Adopting Generative AI in Enterprises: Cautious Approach by CIOs Prevails

Despite the enthusiastic claims from vendors about the widespread adoption of generative AI among enterprise buyers, the reality remains that large corporations typically proceed cautiously with newer technologies. Amidst a flurry of announcements for new generative AI-driven products throughout the year, Chief Information Officers (CIOs) within these companies took notice. This measured approach underscores the deliberate consideration and assessment that precede the incorporation of such cutting-edge technologies into enterprise operations.

Some companies have actually been looking to cut back on spending, or at least stay even, not necessarily looking for new ways to spend money. The big exception is when technology enables companies to operate more efficiently, and do more with less.

Generative AI certainly has the potential to do that, but it also has its own costs associated with it, whether it’s a higher cost for these features in a SaaS product or the price for hitting a large language model API if you’re building your own software internally.

Either way, it’s important for the folks implementing the technology to understand if they are getting a return on their investment. A July Morgan Stanley survey of large company CIOs found that many were proceeding cautiously, with 56% of respondents reporting that generative AI was having an impact on their investment priorities, but only 4% had actually launched significant projects. In fact, most were still in the evaluation or proof of concept phase. This may be a fast moving area, but it fits with what we’re hearing in conversations with CIOs as well.

That said, much like the consumerization of IT a decade ago, CIOs are under pressure to deliver the kind of experiences people are seeing when they play with ChatGPT online, says Jon Turow, a partner at Madrona Ventures.

“I think it’s undeniable that enterprise employees, who are the internal customers of the CIO or CTO, have all tried ChatGPT and they know what amazing looks like. They know where it’s early, and they know where it’s inspiring, and for lack of a better word, where they see greatness. And so CIOs are under pressure to deliver that level,” Turow told.

The drive to cater to internal customers, especially under potential pressure from CEOs, clashes with a CIO’s innate tendency to proceed cautiously, even with the potential transformative impact of generative AI. This tension necessitates the establishment of structured frameworks for its gradual implementation, as highlighted by Jim Rowan, a principal at Deloitte engaged in guiding clients on systematic generative AI integration across enterprises.

Rowan emphasized the importance of devising a comprehensive infrastructure for success. This infrastructure, beyond mere technology, encompasses defining key personnel, processes, governance protocols, and imparting the necessary capabilities for effective setup. “A significant aspect involves discussing practical use cases and strategizing how the technology can effectively tackle specific challenges,” remarked Rowan, shedding light on the pivotal role of application-focused discussions in harnessing the potential of generative AI.

 

 

This is in line with how CIOs we spoke to are approaching implementing this in their organizations.

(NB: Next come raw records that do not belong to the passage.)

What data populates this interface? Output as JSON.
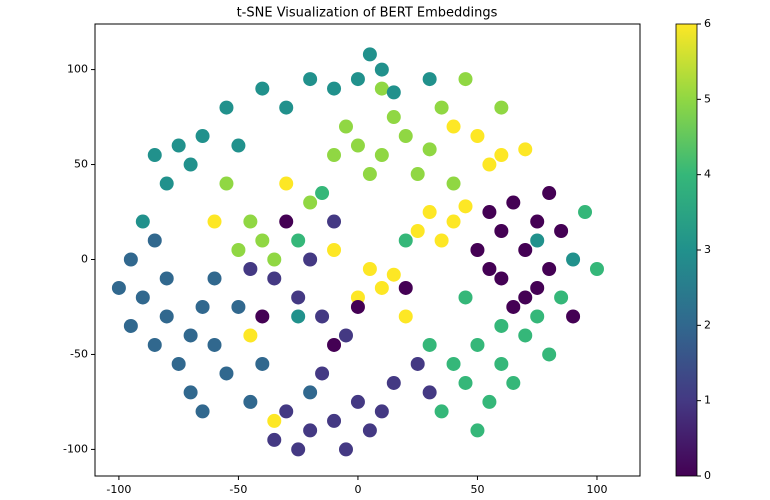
{
  "chart_data": {
    "type": "scatter",
    "title": "t-SNE Visualization of BERT Embeddings",
    "x": [
      30,
      40,
      35,
      45,
      25,
      5,
      10,
      0,
      15,
      60,
      55,
      70,
      50,
      40,
      -60,
      -30,
      -45,
      -35,
      -10,
      20,
      0,
      10,
      20,
      30,
      -5,
      15,
      25,
      5,
      -10,
      35,
      -40,
      -50,
      -45,
      -35,
      -55,
      45,
      60,
      -20,
      40,
      10,
      50,
      60,
      70,
      45,
      55,
      65,
      80,
      40,
      75,
      35,
      50,
      85,
      60,
      30,
      100,
      -15,
      -25,
      20,
      95,
      45,
      0,
      10,
      5,
      -10,
      15,
      -75,
      -85,
      -65,
      -80,
      -70,
      -30,
      -40,
      -20,
      -55,
      -90,
      -50,
      75,
      90,
      -25,
      30,
      -80,
      -70,
      -90,
      -75,
      -60,
      -85,
      -65,
      -55,
      -95,
      -70,
      -80,
      -60,
      -95,
      -100,
      -50,
      -45,
      -65,
      -85,
      -40,
      -20,
      -30,
      -20,
      -10,
      0,
      10,
      -25,
      -5,
      15,
      -35,
      -15,
      5,
      -25,
      -15,
      -35,
      -5,
      -20,
      -10,
      25,
      -45,
      30,
      60,
      70,
      55,
      65,
      75,
      80,
      70,
      60,
      85,
      50,
      65,
      90,
      75,
      55,
      0,
      -10,
      -40,
      20,
      80,
      -30
    ],
    "y": [
      25,
      20,
      10,
      28,
      15,
      -5,
      -15,
      -20,
      -8,
      55,
      50,
      58,
      65,
      70,
      20,
      40,
      -40,
      -85,
      5,
      -30,
      60,
      55,
      65,
      58,
      70,
      75,
      45,
      45,
      55,
      80,
      10,
      5,
      20,
      0,
      40,
      95,
      80,
      30,
      40,
      90,
      -45,
      -55,
      -40,
      -65,
      -75,
      -65,
      -50,
      -55,
      -30,
      -80,
      -90,
      -20,
      -35,
      -45,
      -5,
      35,
      10,
      10,
      25,
      -20,
      95,
      100,
      108,
      90,
      88,
      60,
      55,
      65,
      40,
      50,
      80,
      90,
      95,
      80,
      20,
      60,
      10,
      0,
      -30,
      95,
      -30,
      -40,
      -20,
      -55,
      -45,
      -45,
      -25,
      -60,
      -35,
      -70,
      -10,
      -10,
      0,
      -15,
      -25,
      -75,
      -80,
      10,
      -55,
      -70,
      -80,
      -90,
      -85,
      -75,
      -80,
      -100,
      -100,
      -65,
      -95,
      -60,
      -90,
      -20,
      -30,
      -10,
      -40,
      0,
      20,
      -55,
      -5,
      -70,
      15,
      5,
      25,
      30,
      20,
      -5,
      -20,
      -10,
      15,
      5,
      -25,
      -30,
      -15,
      -5,
      -25,
      -45,
      -30,
      -15,
      35,
      20
    ],
    "values": [
      6,
      6,
      6,
      6,
      6,
      6,
      6,
      6,
      6,
      6,
      6,
      6,
      6,
      6,
      6,
      6,
      6,
      6,
      6,
      6,
      5,
      5,
      5,
      5,
      5,
      5,
      5,
      5,
      5,
      5,
      5,
      5,
      5,
      5,
      5,
      5,
      5,
      5,
      5,
      5,
      4,
      4,
      4,
      4,
      4,
      4,
      4,
      4,
      4,
      4,
      4,
      4,
      4,
      4,
      4,
      4,
      4,
      4,
      4,
      4,
      3,
      3,
      3,
      3,
      3,
      3,
      3,
      3,
      3,
      3,
      3,
      3,
      3,
      3,
      3,
      3,
      3,
      3,
      3,
      3,
      2,
      2,
      2,
      2,
      2,
      2,
      2,
      2,
      2,
      2,
      2,
      2,
      2,
      2,
      2,
      2,
      2,
      2,
      2,
      2,
      1,
      1,
      1,
      1,
      1,
      1,
      1,
      1,
      1,
      1,
      1,
      1,
      1,
      1,
      1,
      1,
      1,
      1,
      1,
      1,
      0,
      0,
      0,
      0,
      0,
      0,
      0,
      0,
      0,
      0,
      0,
      0,
      0,
      0,
      0,
      0,
      0,
      0,
      0,
      0
    ],
    "xlim": [
      -110,
      118
    ],
    "ylim": [
      -114,
      124
    ],
    "xticks": [
      -100,
      -50,
      0,
      50,
      100
    ],
    "yticks": [
      -100,
      -50,
      0,
      50,
      100
    ],
    "clim": [
      0,
      6
    ],
    "cticks": [
      0,
      1,
      2,
      3,
      4,
      5,
      6
    ],
    "colormap": [
      "#440154",
      "#443983",
      "#31688e",
      "#21918c",
      "#35b779",
      "#90d743",
      "#fde725"
    ]
  }
}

Monica Caldas, CIO at insurance company Liberty Mutual, started with a few-thousand-person proof of concept, and is looking for ways to expand that for her 45,000 employee company.

“We know generative AI will continue to play a critical role in virtually every part of our company, so we’re investing in many use cases to further develop and refine them in service of supporting our employees and giving them better internal capabilities,” she said.

Mike Haney, CIO at Battelle, a firm focused on science and technology, has also been exploring generative AI use cases this year. “So we’ve been doing this whole push for AI over the last maybe six or nine months and we’re at the point right now where we’re building specific use cases for each different team and function within the firm.” He cautions that it’s early, and they are still exploring ways in which it can help, but so far the results have been good in terms of offering more efficient ways to do things.

Kathy Kay, executive VP and CIO at Principal Financial Group, a financial services company, says her company started from scratch with a study group. “So any employees who had an interest or passion, we allowed them to join so there’s about 100 people. It’s a combination of engineers and business people, and we are curating probably 25 use cases now that they’ve gone through, and three will be going into production [soon],” she said.

Sharon Mandell, CIO at Juniper Networks, revealed her company’s participation in an initial pilot with Microsoft, focusing on Copilot for Office 365. While she’s encountered varied feedback, ranging from enthusiastic endorsement to reserved reception, gauging increased productivity remains a persistent challenge. Mandell highlighted Microsoft’s initiation of dashboards that exhibit adoption and usage levels, yet quantifying enhanced productivity poses difficulties.

“The crux here lies in the absence of concrete productivity data. We rely somewhat on anecdotal information until we gain proficiency in interpreting Microsoft’s usage dashboards,” explained Mandell, elucidating the current predicament.

As enterprises grasp the potential potency of generative AI, a natural inclination arises to delve deeper into its capabilities for optimizing organizational efficiency. Simultaneously, executives exercise warranted caution, acknowledging the nascent stage of these technologies. Mandell emphasized the need for a learning curve through experimental approaches to discern the true transformative nature of generative AI in these early phases.